"Es ist ein Selbstläufer geworden"
Familie Klose hat die Religiöse Kinderwoche aus ihrer Leipziger Heimat nach Essen exportiert
Leipzig. Seit 2005 verbringt eine Kinder- und Jugendgruppe aus Essen jährlich ihre Religiöse Kinderwoche (RKW) in Leipzig-Engelsdorf. Der Umzug einer Familie aus Sachsen in die Ruhrmetropole machte es möglich. Und sie etablierte eine dort vorher unbekannte ostdeutsche Tradition.
Dicke graue Wolken hängen tief über dem östlichen Leipziger Stadtteil Engelsdorf. Die Zelte der 35-köpfigen Gruppe aus Essen müssen stundenlangem Regen trotzen. Es ist kühl und am letzten Juli-Wochenende von Sommer keine Spur. Auf dem weitläufigen Gelände der Familie Sallat, das die Essener seit sechs Jahren für ihre Religiöse Kinderwoche (RKW) nutzen, haben sich die Kinder und Jugendlichen mit ihren Betreuern zur Kreativarbeit in die Häuser zurückgezogen. In den ehemaligen LPG-Gebäuden widmen sie sich gruppenweise der Figur des Paulus zum diesjährigen Thema "Von Land zu Land".

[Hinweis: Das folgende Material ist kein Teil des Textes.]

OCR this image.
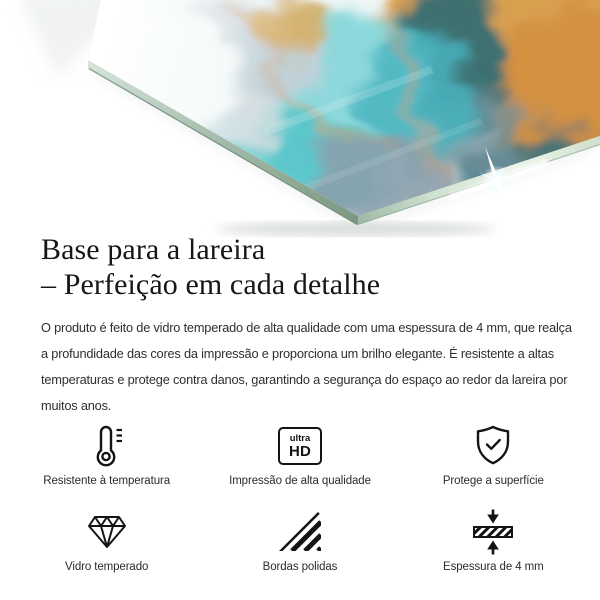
Base para a lareira
– Perfeição em cada detalhe
O produto é feito de vidro temperado de alta qualidade com uma espessura de 4 mm, que realça
a profundidade das cores da impressão e proporciona um brilho elegante. É resistente a altas
temperaturas e protege contra danos, garantindo a segurança do espaço ao redor da lareira por
muitos anos.
Resistente à temperatura
ultra
HD
Impressão de alta qualidade	Protege a superfície
Vidro temperado	Bordas polidas	Espessura de 4 mm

Die einen basteln Briefumschläge beispielsweise aus Kalendern mit Leipzig- oder Naturmotiven. Andere schreiben zusammen einen Brief an ihre Gemeinde in Essen. Wieder andere zeichnen auf großformatigem Papier eine Karte mit den Reisen des Paulus, die später in ihrer Essener Kirche aufgehängt werden soll. "Diese Verbundenheit zur Kirche und der Gemeinde gefällt mir gut", sagt Bettina Welling. "Das fehlt sonst häufig." An der RKW, die 2005 erstmals in der Essener Gemeinde ins Leben gerufen wurde, mag die 46-Jährige auch, "dass alle Altersgruppen zusammenarbeiten und eine tolle Gemeinschaft erleben".
So wie "Tante Betti" ist auch Martin van Halteren schon zum sechsten Mal bei der RKW dabei - und will jedes Jahr wieder nach Engelsdorf: "Mir ist noch nicht langweilig. Es gibt jedes Jahr ein anderes Thema, andere Spiele, andere Unternehmungen." Und aktuell nennt er als Beispiele den Besuch eines Erlebnisbades und eines Kletterparks sowie eine Rallye durch die Leipziger Innenstadt. Dann blickt der 15-Jährige zu seinem evangelischen Freund Paul Förder und meint: "Und die Gemeinschaft ist wirklich nett."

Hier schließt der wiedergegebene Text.